CREEP OF REINFORCED CONCRETE THIN-WALLED STRUCTURES TAKING INTO ACCOUNT REVERSE DEFORMATIONS

One of the main tasks, which is solved at the design stage of the reinforced concrete element, is the analysis of the stress-strain state, as well as the determination of the service life. The article is devoted to modeling of nonlinear creep of reinforced concrete structural elements taking into account damages and return of the creep. The high priority of the research topic is substantiated, the purpose and objectives are formulated. A combination of a plastic model with fracture mechanics is proposed to simulate the behavior of concrete in accordance with its characteristics, including not only stress and deformation, but also the degradation of its stiffness.
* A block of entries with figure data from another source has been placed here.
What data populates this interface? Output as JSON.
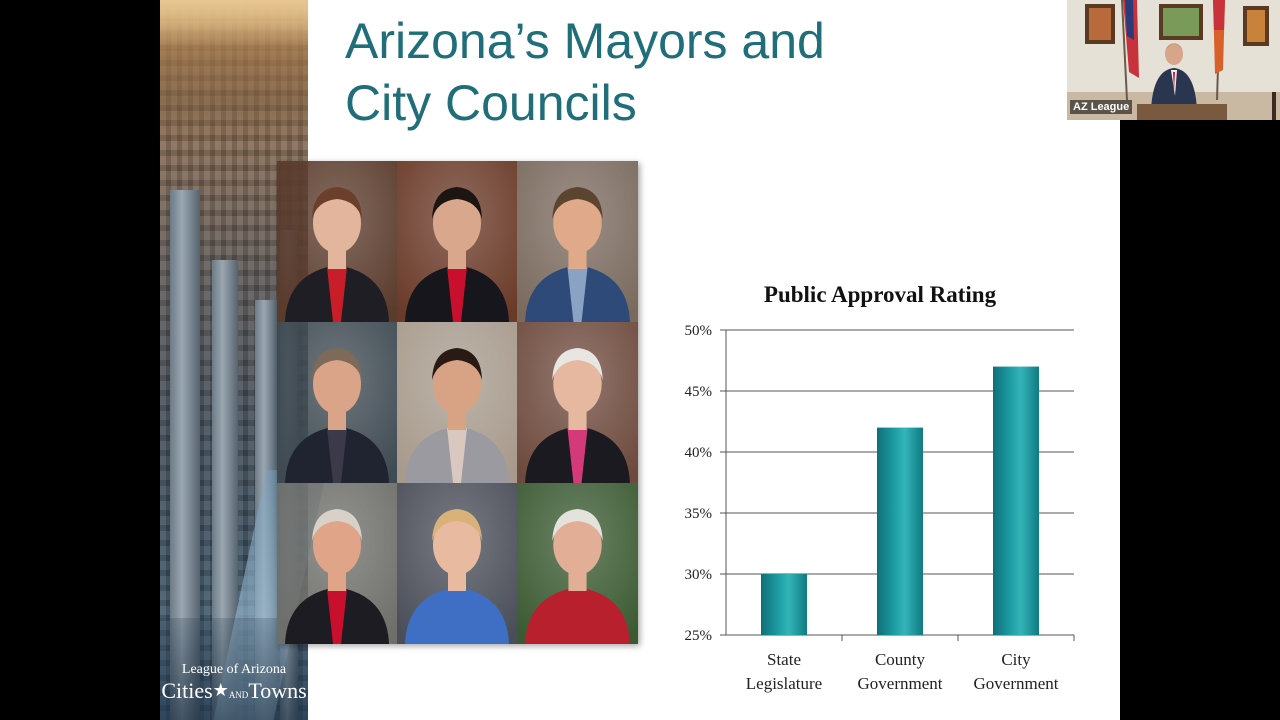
{
  "slide": {
    "title_line1": "Arizona’s Mayors and",
    "title_line2": "City Councils",
    "logo": {
      "line1": "League of Arizona",
      "word_cities": "Cities",
      "word_and": "AND",
      "word_towns": "Towns"
    }
  },
  "portraits": [
    {
      "name": "portrait-1",
      "bg": "#5a3b2c",
      "suit": "#1e1e24",
      "skin": "#e2b59c",
      "hair": "#6b3f2b",
      "accent": "#c81e2a"
    },
    {
      "name": "portrait-2",
      "bg": "#6a3a28",
      "suit": "#16161c",
      "skin": "#d9a88c",
      "hair": "#1c1512",
      "accent": "#c8102e"
    },
    {
      "name": "portrait-3",
      "bg": "#7a6a5e",
      "suit": "#2e4a78",
      "skin": "#e0aa8a",
      "hair": "#5b4530",
      "accent": "#8aa2c4"
    },
    {
      "name": "portrait-4",
      "bg": "#3f4a52",
      "suit": "#1f2430",
      "skin": "#d9a487",
      "hair": "#7d6a58",
      "accent": "#3c3a4a"
    },
    {
      "name": "portrait-5",
      "bg": "#a79a8c",
      "suit": "#9a9aa0",
      "skin": "#d8a385",
      "hair": "#2a1a14",
      "accent": "#d9c8c0"
    },
    {
      "name": "portrait-6",
      "bg": "#6e4a3e",
      "suit": "#1a1a20",
      "skin": "#e6b8a0",
      "hair": "#e8e6e2",
      "accent": "#d43a7a"
    },
    {
      "name": "portrait-7",
      "bg": "#6e6e6a",
      "suit": "#1c1c22",
      "skin": "#e0a488",
      "hair": "#d7d1c8",
      "accent": "#c8102e"
    },
    {
      "name": "portrait-8",
      "bg": "#4a4e58",
      "suit": "#3f6fc4",
      "skin": "#e8bba0",
      "hair": "#d9b27a",
      "accent": "#3f6fc4"
    },
    {
      "name": "portrait-9",
      "bg": "#3b5a32",
      "suit": "#b8202e",
      "skin": "#e2ae96",
      "hair": "#e4e2dc",
      "accent": "#b8202e"
    }
  ],
  "chart_data": {
    "type": "bar",
    "title": "Public Approval Rating",
    "categories": [
      [
        "State",
        "Legislature"
      ],
      [
        "County",
        "Government"
      ],
      [
        "City",
        "Government"
      ]
    ],
    "values": [
      30,
      42,
      47
    ],
    "ylim": [
      25,
      50
    ],
    "yticks": [
      25,
      30,
      35,
      40,
      45,
      50
    ],
    "tick_suffix": "%",
    "grid": true,
    "bar_color": "#1b9aa0"
  },
  "webcam": {
    "label": "AZ League"
  }
}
The resulting equations of state correspond to the law reverse deformations. The finite element method is used to solve the boundary value problem. For the sake of numerical modeling of thin-walled structures, the use of special shell elements is proposed. The mathematical formulation of the problem of creep of reinforced concrete structural elements taking into account anisotropy of material properties and creep deformations and return of the creep is presented. Creep problems of thin-walled structural elements were solved with the help of developed software. Analyzed the deformation of reinforced concrete panel of cylinder. The analysis of the results allows us to judge the effectiveness of the proposed model as a whole. The equation of state reflects the anisotropy of the material properties and takes into account the damage, which allows for a reliable assessment of the strength, stiffness and durability of reinforced concrete structures. Conclusions about the adequacy of the analysis of reliability and durability of reinforced concrete structures using the proposed model.